В этом надменном парламенте прозвучал один голос: чуждый фракционного жаргона, он возвестил непреложные истины; голос аристократа, который, не впадая в демагогию, поддержал народное дело, заявил о своей убежденности в том, что право на труд столь же священно, как и право на собственность, а если различие и должно быть установлено, то предпочтение следует отдать интересам нашего живого богатства <…>.

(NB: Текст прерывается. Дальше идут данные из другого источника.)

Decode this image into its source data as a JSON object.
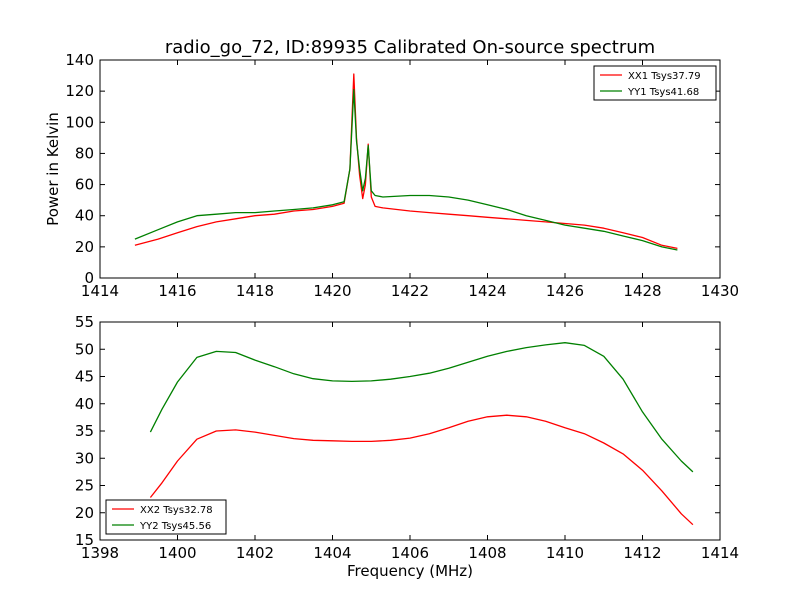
{
  "chart_data": [
    {
      "type": "line",
      "title": "radio_go_72, ID:89935 Calibrated On-source spectrum",
      "xlabel": "",
      "ylabel": "Power in Kelvin",
      "xlim": [
        1414,
        1430
      ],
      "ylim": [
        0,
        140
      ],
      "xticks": [
        "1414",
        "1416",
        "1418",
        "1420",
        "1422",
        "1424",
        "1426",
        "1428",
        "1430"
      ],
      "yticks": [
        "0",
        "20",
        "40",
        "60",
        "80",
        "100",
        "120",
        "140"
      ],
      "grid": false,
      "legend_position": "top-right",
      "series": [
        {
          "name": "XX1 Tsys37.79",
          "color": "#ff0000",
          "x": [
            1414.9,
            1415.5,
            1416,
            1416.5,
            1417,
            1417.5,
            1418,
            1418.5,
            1419,
            1419.5,
            1420,
            1420.3,
            1420.45,
            1420.55,
            1420.62,
            1420.7,
            1420.78,
            1420.85,
            1420.92,
            1421,
            1421.1,
            1421.3,
            1422,
            1422.5,
            1423,
            1423.5,
            1424,
            1424.5,
            1425,
            1425.5,
            1426,
            1426.5,
            1427,
            1427.5,
            1428,
            1428.5,
            1428.9
          ],
          "y": [
            21,
            25,
            29,
            33,
            36,
            38,
            40,
            41,
            43,
            44,
            46,
            48,
            70,
            131,
            90,
            66,
            51,
            60,
            86,
            52,
            46,
            45,
            43,
            42,
            41,
            40,
            39,
            38,
            37,
            36,
            35,
            34,
            32,
            29,
            26,
            21,
            19
          ]
        },
        {
          "name": "YY1 Tsys41.68",
          "color": "#008000",
          "x": [
            1414.9,
            1415.5,
            1416,
            1416.5,
            1417,
            1417.5,
            1418,
            1418.5,
            1419,
            1419.5,
            1420,
            1420.3,
            1420.45,
            1420.55,
            1420.62,
            1420.7,
            1420.78,
            1420.85,
            1420.92,
            1421,
            1421.1,
            1421.3,
            1422,
            1422.5,
            1423,
            1423.5,
            1424,
            1424.5,
            1425,
            1425.5,
            1426,
            1426.5,
            1427,
            1427.5,
            1428,
            1428.5,
            1428.9
          ],
          "y": [
            25,
            31,
            36,
            40,
            41,
            42,
            42,
            43,
            44,
            45,
            47,
            49,
            70,
            121,
            88,
            70,
            56,
            64,
            85,
            56,
            53,
            52,
            53,
            53,
            52,
            50,
            47,
            44,
            40,
            37,
            34,
            32,
            30,
            27,
            24,
            20,
            18
          ]
        }
      ]
    },
    {
      "type": "line",
      "title": "",
      "xlabel": "Frequency (MHz)",
      "ylabel": "",
      "xlim": [
        1398,
        1414
      ],
      "ylim": [
        15,
        55
      ],
      "xticks": [
        "1398",
        "1400",
        "1402",
        "1404",
        "1406",
        "1408",
        "1410",
        "1412",
        "1414"
      ],
      "yticks": [
        "15",
        "20",
        "25",
        "30",
        "35",
        "40",
        "45",
        "50",
        "55"
      ],
      "grid": false,
      "legend_position": "bottom-left",
      "series": [
        {
          "name": "XX2 Tsys32.78",
          "color": "#ff0000",
          "x": [
            1399.3,
            1399.6,
            1400,
            1400.5,
            1401,
            1401.5,
            1402,
            1402.5,
            1403,
            1403.5,
            1404,
            1404.5,
            1405,
            1405.5,
            1406,
            1406.5,
            1407,
            1407.5,
            1408,
            1408.5,
            1409,
            1409.5,
            1410,
            1410.5,
            1411,
            1411.5,
            1412,
            1412.5,
            1413,
            1413.3
          ],
          "y": [
            22.8,
            25.5,
            29.5,
            33.5,
            35,
            35.2,
            34.8,
            34.2,
            33.6,
            33.3,
            33.2,
            33.1,
            33.1,
            33.3,
            33.7,
            34.5,
            35.6,
            36.8,
            37.6,
            37.9,
            37.6,
            36.8,
            35.6,
            34.5,
            32.8,
            30.8,
            27.8,
            24,
            19.8,
            17.8
          ]
        },
        {
          "name": "YY2 Tsys45.56",
          "color": "#008000",
          "x": [
            1399.3,
            1399.6,
            1400,
            1400.5,
            1401,
            1401.5,
            1402,
            1402.5,
            1403,
            1403.5,
            1404,
            1404.5,
            1405,
            1405.5,
            1406,
            1406.5,
            1407,
            1407.5,
            1408,
            1408.5,
            1409,
            1409.5,
            1410,
            1410.5,
            1411,
            1411.5,
            1412,
            1412.5,
            1413,
            1413.3
          ],
          "y": [
            34.8,
            39,
            44,
            48.5,
            49.6,
            49.4,
            48,
            46.8,
            45.5,
            44.6,
            44.2,
            44.1,
            44.2,
            44.5,
            45,
            45.6,
            46.5,
            47.6,
            48.7,
            49.6,
            50.3,
            50.8,
            51.2,
            50.7,
            48.7,
            44.5,
            38.5,
            33.5,
            29.5,
            27.5
          ]
        }
      ]
    }
  ]
}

В 1848 году в своей речи, произнесенной в парке леди Лондондерри, Дизраэли изрек афоризм: «Во дворце не будет безопасности, пока в хижине нет счастья» (Blake 1966b: 556). Это высказывание в сжатой форме фиксирует дизраэлевский подход к социальным проблемам Англии 1830–1840-х годов. Дизраэли не принимал чартизм как политическое движение, но старался разобраться в причинах, пробудивших его. Выступая 12 июля 1839 года в парламенте при обсуждении Народной хартии, в которой содержались политические требования чартистов, Дизраэли заявил: «Осуществление политической власти должно ассоциироваться с великими обязательствами перед обществом». Подобное единство, по его мнению, было нарушено «новым классом, завоевавшим место в политике», который, однако, не счел необходимым связывать себя с народом «выполнением определенных социальных обязанностей». Этому классу (то есть вигской аристократии) Дизраэли противопоставлял торийских лендлордов, которые всегда успешно занимались делами местной администрации. Подтверждая резонность недовольства чартистских масс, он был далек от того, чтобы подтвердить справедливость их политических требований, и в заключение заявил: ему «не стыдно признать, [что,] как бы он ни осуждал хартию, он симпатизирует чартистам» (цит. по: Monypenny, Bukle/I: 1968: 481; перевод цит. по: Виноградов 2004: 59–60). Дизраэли был одним из трех парламентариев, которые голосовали против ассигнований на полицейские силы в Бирмингеме, где в это время заседал чартистский Конвент, и одним из пяти, что выступали против суровых мер по отношению к чартистским руководителям (см.: Blake 1966b: 162).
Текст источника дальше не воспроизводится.